Stark-raving-immature-lunatic-bitch.
Not you. Me.
Instead of focusing on the fact that the laundry is done, I focus on the fact that 4 loads of washed and dried clothes are on the couch, unfolded and wrinkled. Not that Hubbie made sure that it was all done, but the fact that it wasn't done the way I want it to be done.
Even in the midst of it I know I'm having an immature, childish fit. I know that it's stupid. I know that I'm being a bitch. I know that I don't want to behave this way and/or be a bitch. Even still, the more I focus on what I think that I should be focusing on (the fact that for instance, the laundry is done and done is good, and/or the fact that I'm being childish expecting things be done my way all of the time) the more pissy I get.
I'm really tired from this past week's events. Being over tired is not good for me. Makes it extra difficult to be gracious and thankful. Believe it or not, I really am thankful for all of the things that I do have.

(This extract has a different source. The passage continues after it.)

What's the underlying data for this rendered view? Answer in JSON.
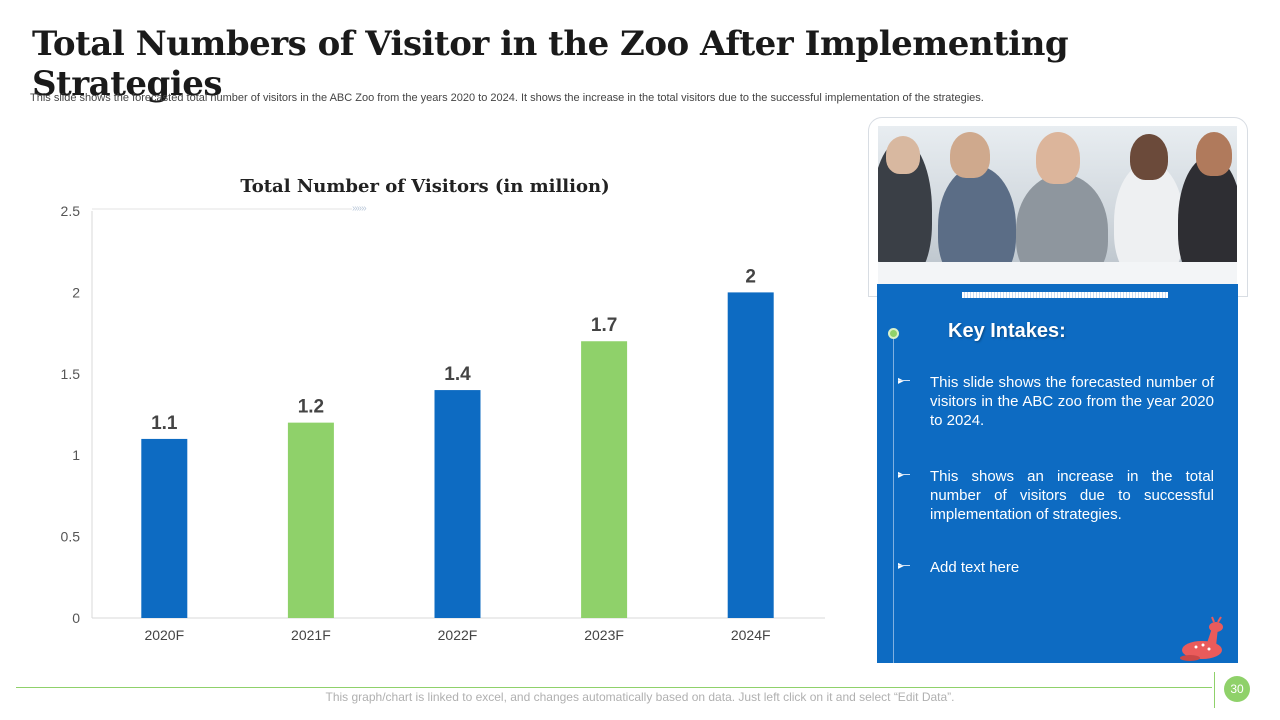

Among those things I'm thankful for: Twig hasn't had a fever since Saturday afternoon. Wood and he are out and about shopping so that I can clean the house. A clean house will help the pissies go away. Guess I'd better get to it.


1 comment:
Oh, okay. Then I'm a bitch too. There is nothing worse than wrinkled clean clothes. Especially when ironing is close to impossible with a toddle running about... oh, and I forgot- I don't iron... it has something to do with the women's movement and honoring the suffragists for their long hours and all... okay, I'll speak for myself.... but please HONEY- Honey please! at the least, fold the pants!!! Fold the friggin pants!!!